I don't really recommend the movie to anyone but diehard romantic comedy fans, or people who enjoy really bad acting by ostensibly attractive women (i.e., Cameron Diaz). Or rent it cheap and fast forward through any scene that doesn't involve Kate Winslet.

2. Four Weddings and A Funeral - you know the story, Charles (Hugh Grant) keeps getting invited to weddings and meets an American woman, Carrie (Andie MacDowell, outclassed at every moment), who he falls inexplicably in love with, and then she gets married and Simon Callow (not Cowell, sheesh) dies and Charles tries to marry to forget about his inexplicable love for Carrie, but he can't go through with it, so he and Carrie agree to not marry.



Okay, I will never understand why Charles falls in love with Carrie. Andie MacDowell is just there, all the lines sound like they were written for someone else to say, someone British, actually, and she has no special spark or wit or anything. This is sort of an ongoing problem I have with Andie MacDowell, which is that she seemed to always get cast as the romantic female lead, but there is something positively matronly about her. Not her appearance, but her - she seems like an old fussy woman somehow. I'm probably reading far too much into it.

The funeral always makes me cry - usually, I get all the way to when Matt (John Hannah) speaks at the funeral to start crying, but on this viewing, I started crying as soon as they cut to the funeral scene and I heard the music.

The first time I watched this movie, I was absolutely charmed by Hugh Grant, but the most recent time I watched it, I kind of fell for dorky Tom, played by James Fleet. And I was very sad to find that Charlotte Coleman, who I had a little crush on ever since I saw her in Oranges Are Not The Only Fruit, passed away in 2001 after an asthma attack.

3. Running With Scissors - I loved Augusten Burroughs memoir about his twisted childhood, and I was really looking forward to this movie, but it got terrible reviews, so I decided to wait for it to come out on DVD. And the movie was not good.
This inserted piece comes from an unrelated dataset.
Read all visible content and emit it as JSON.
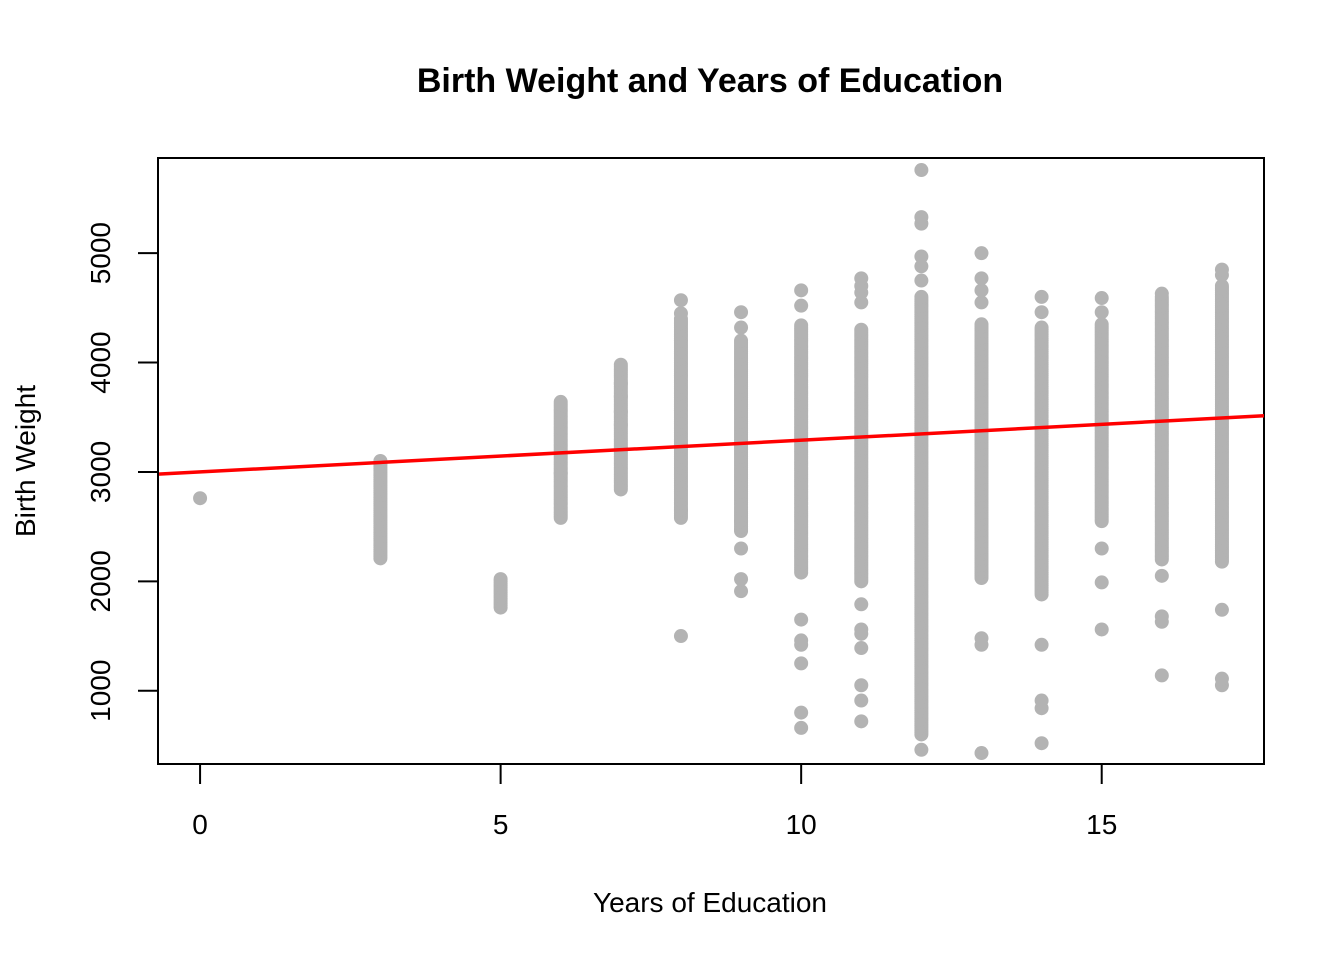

But not good in a kind of weird way. The actors were all good...Annette Bening as Burroughs narcissistic mother was overacted, but not bad, Alec Baldwin can do no wrong in my book, Joseph Cross who played Augusten was terrific, etc. And yet.



The story in brief is that Augusten Burroughs is the child of a professor and a poet. His father the professor is a distant alcoholic. His mother is a narcissistic nutso. When his parents divorce, Burroughs lives for a time with his mother, who signs guardianship of Augusten over to her completely insane psychiatrist, Dr. Finch. Dr. Finch has a few children of his own, plus he has adopted a pedophile, Neil Bookman, who becomes Augusten's first boyfriend, and Augusten.

The Finch family is certifiable. They make decisions on everyday things by Bible dipping - opening the Bible to a random page and interpreting what they should do based on the word their finger lands on. Dr. Finch interprets his bowel movements as messages from God, and scoops them out of the toilet to go on a shrine in the backyard. The children are free to do whatever they want. When Augusten says he doesn't want to go to school, Dr. Finch encourages Augusten to attempt suicide so he can write a note saying that it would be bad for Augusten's mental health to go to school. Crazy, crazy, crazy.

I have two quarrels with this movie. The first is that a lot of the humor was sucked out. The second is that they made Augusten a much deeper character then he was in th book - in fact, I think one of the reasons Augusten survived his childhood was *because* he was shallow - he didn't have the sensitivity to let it ruin him completely. Although he did become a raging alcoholic, so I may be off base about that. Not so much a quarrel, but I was irked by the way they made the wife of Dr. Finch a substitute mother, which didn't happen in the book - she was just a strange, kibble-eating martyr in the book.

Love the book, and recommend it - skip the movie.



4. Muriel's Wedding - I love this movie. Rachel Griffith looks hot dressed as the dark haired woman from Abba, and the scene where Muriel's husband-of-convenience and Muriel make love after her mother's funeral is very romantic. Toni Collette is a terrific actress as Muriel goes from being pathetic to sympathetic. I'm keeping this on my DVR.